Diariamente, Maria Rosa elevava suas preces à Deus, em fervorosa oração. Pedia-Lhe a graça de ser contemplada no sorteio que a levaria ao Show do Milhão. Freqüentadora assídua dos cultos da Igreja Mundial do Reino Divino, não duvidava do milagre.

Sentia a dádiva cada vez mais próxima.

Maria despachou o cupom pelos Correios.

Passados os dias, o telefone tocou na casa de Dona Alice, para quem trabalhava. Baixou o volume do rádio, que tocava estridente música evangélica, e atendeu à chamada. Julgava ser o pastor da igreja que, insistentemente, ligava para lembrar-lhe o pagamento do dízimo no final do mês. Alegre, como sempre, falou ao colocar o fone no ouvido:

– A paz do Senhor, irmão!

– Gostaria de falar com a senhora Maria Rosa, por favor!

– Pensei ser o pastor Arnaldo. Desculpe! Que Deus também lhe abençoe grandemente. É a Maria Rosa quem fala. O que deseja?

– Aqui é do SBT. A senhora foi sorteada para participar do programa Show do Milhão, no próximo dia dez.

– Oh, Deus, aleluia, Jesus! – disse entre soluços e louvores ao Senhor.

– A senhora virá acompanhada? Precisamos saber para emitir as passagens de avião e reservar os aposentos no hotel.

– Sim, irei com minha patroa, Alice Martins.

– Tudo bem, boa sorte! – desejou o representante do SBT.

Maria Rosa não se continha de alegria. Colocou o telefone no gancho e dirigiu-se à cozinha; ajoelhada, orou ao Senhor, agradecida. Bastante ansiosa, aguardou a chegada de dona Alice, vinda de uma repartição pública municipal, depois de “exaustivo” dia de trabalho.

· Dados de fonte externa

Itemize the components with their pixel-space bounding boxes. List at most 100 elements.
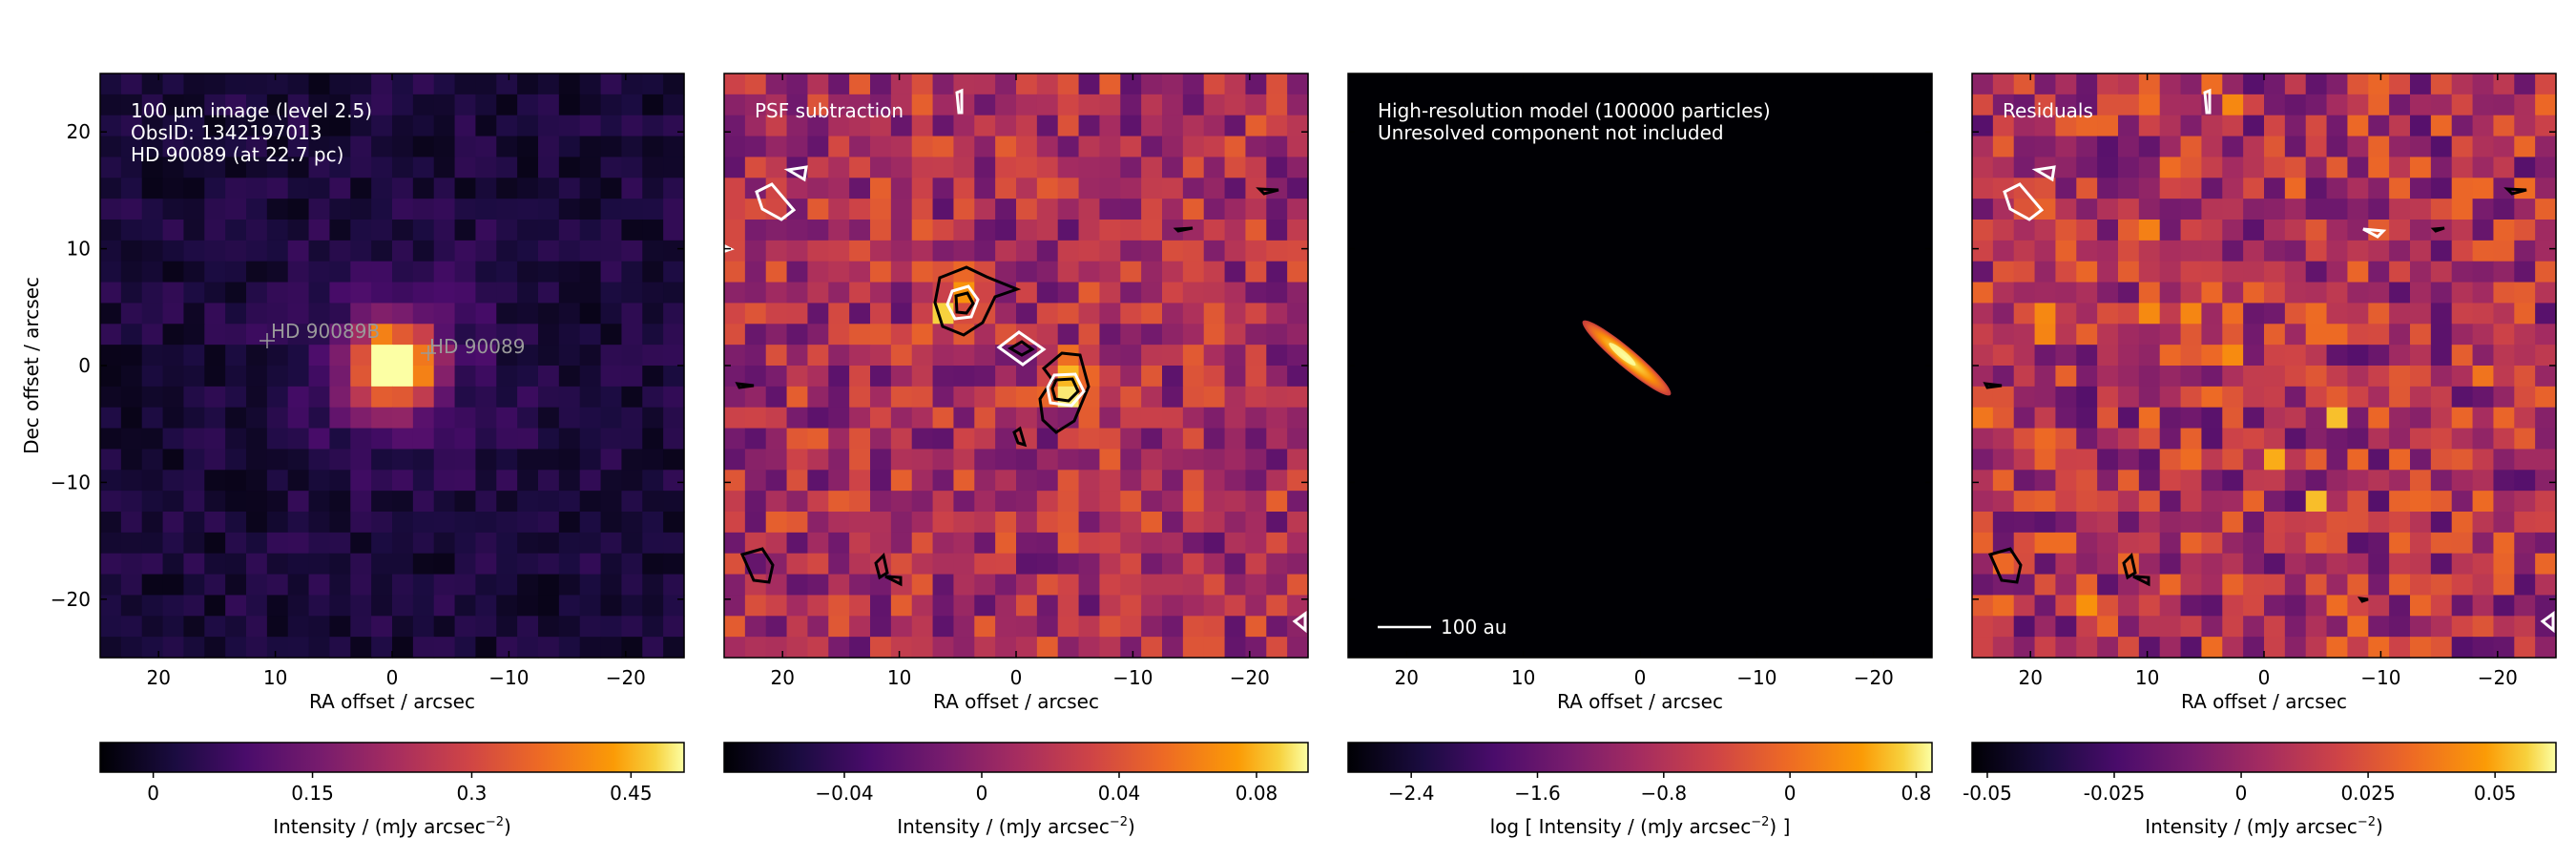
heatmap-cell	[371, 637, 393, 659]
heatmap-cell	[392, 512, 414, 534]
heatmap-cell	[308, 532, 331, 555]
heatmap-cell	[2097, 512, 2119, 534]
heatmap-cell	[454, 512, 477, 534]
heatmap-cell	[2076, 282, 2098, 304]
heatmap-cell	[558, 199, 581, 220]
heatmap-cell	[2451, 532, 2474, 555]
heatmap-cell	[1287, 73, 1309, 95]
heatmap-cell	[2493, 532, 2515, 555]
heatmap-cell	[2326, 595, 2349, 617]
heatmap-cell	[2243, 532, 2265, 555]
heatmap-cell	[849, 178, 871, 199]
heatmap-cell	[849, 324, 871, 346]
heatmap-cell	[2118, 428, 2140, 450]
heatmap-cell	[2013, 220, 2036, 241]
heatmap-cell	[1120, 94, 1142, 116]
heatmap-cell	[2201, 303, 2223, 325]
heatmap-cell	[392, 220, 414, 241]
panel-1-colorbar-ticks: 0 0.15 0.3 0.45	[147, 772, 653, 805]
heatmap-cell	[2347, 637, 2369, 659]
heatmap-cell	[786, 470, 809, 492]
heatmap-cell	[392, 532, 414, 555]
heatmap-cell	[870, 303, 892, 325]
heatmap-cell	[2305, 115, 2328, 137]
heatmap-cell	[2118, 637, 2140, 659]
heatmap-cell	[141, 449, 164, 471]
heatmap-cell	[266, 115, 289, 137]
heatmap-cell	[1972, 178, 1994, 199]
heatmap-cell	[2159, 73, 2182, 95]
heatmap-cell	[1224, 553, 1247, 576]
heatmap-cell	[953, 512, 975, 534]
heatmap-cell	[1057, 449, 1080, 471]
heatmap-cell	[329, 199, 351, 220]
heatmap-cell	[2389, 73, 2411, 95]
heatmap-cell	[1287, 449, 1309, 471]
heatmap-cell	[183, 595, 205, 617]
heatmap-cell	[2076, 345, 2098, 367]
heatmap-cell	[329, 73, 351, 95]
heatmap-cell	[1203, 282, 1226, 304]
heatmap-cell	[2159, 261, 2182, 283]
heatmap-cell	[1287, 407, 1309, 430]
heatmap-cell	[183, 178, 205, 199]
heatmap-cell	[287, 282, 310, 304]
heatmap-cell	[2264, 345, 2286, 367]
heatmap-cell	[2347, 303, 2369, 325]
heatmap-cell	[1287, 470, 1309, 492]
heatmap-cell	[329, 386, 351, 409]
heatmap-cell	[1992, 324, 2015, 346]
heatmap-cell	[1162, 136, 1184, 158]
heatmap-cell	[287, 240, 310, 262]
heatmap-cell	[2430, 240, 2453, 262]
heatmap-cell	[141, 366, 164, 388]
heatmap-cell	[1162, 220, 1184, 241]
heatmap-cell	[2097, 94, 2119, 116]
heatmap-cell	[621, 73, 643, 95]
heatmap-cell	[1266, 157, 1288, 178]
heatmap-cell	[1057, 115, 1080, 137]
heatmap-cell	[1099, 512, 1121, 534]
heatmap-cell	[204, 574, 226, 597]
heatmap-cell	[890, 73, 913, 95]
heatmap-cell	[517, 220, 539, 241]
y-tick-label: −20	[51, 588, 91, 611]
heatmap-cell	[2222, 73, 2244, 95]
heatmap-cell	[225, 73, 247, 95]
heatmap-cell	[433, 366, 456, 388]
heatmap-cell	[828, 94, 850, 116]
scale-bar-label: 100 au	[1441, 616, 1506, 639]
heatmap-cell	[350, 115, 372, 137]
heatmap-cell	[412, 637, 435, 659]
heatmap-cell	[2430, 261, 2453, 283]
source-label-companion: HD 90089B	[271, 320, 380, 343]
heatmap-cell	[642, 428, 664, 450]
contour-positive-b-inner-2	[1050, 377, 1080, 403]
heatmap-cell	[2159, 491, 2182, 513]
heatmap-cell	[890, 386, 913, 409]
heatmap-cell	[1287, 178, 1309, 199]
heatmap-cell	[911, 199, 934, 220]
heatmap-cell	[162, 199, 185, 220]
contour-positive-small-2	[735, 382, 755, 389]
heatmap-cell	[350, 574, 372, 597]
heatmap-cell	[642, 366, 664, 388]
heatmap-cell	[1224, 616, 1247, 638]
heatmap-cell	[2013, 94, 2036, 116]
heatmap-cell	[890, 240, 913, 262]
heatmap-cell	[204, 637, 226, 659]
heatmap-cell	[890, 491, 913, 513]
heatmap-cell	[2326, 303, 2349, 325]
heatmap-cell	[183, 407, 205, 430]
heatmap-cell	[475, 345, 497, 367]
heatmap-cell	[1078, 240, 1101, 262]
heatmap-cell	[642, 220, 664, 241]
heatmap-cell	[1203, 574, 1226, 597]
heatmap-cell	[911, 324, 934, 346]
heatmap-cell	[2013, 386, 2036, 409]
heatmap-cell	[2034, 136, 2057, 158]
heatmap-cell	[2055, 94, 2077, 116]
heatmap-cell	[2013, 345, 2036, 367]
heatmap-cell	[392, 136, 414, 158]
heatmap-cell	[600, 553, 623, 576]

Maria contou a graça alcançada e confirmou com a patroa se esta a acompanharia a São Paulo.

– Sim, irei com você – respondeu.

Em seguida, Maria despediu-se de dona Alice e foi ao ponto do ônibus que a levaria à modesta casa onde morava na companhia dos filhos, José, de treze anos, e Laura, de dez.

Angustiada, aguardava o transporte chegar.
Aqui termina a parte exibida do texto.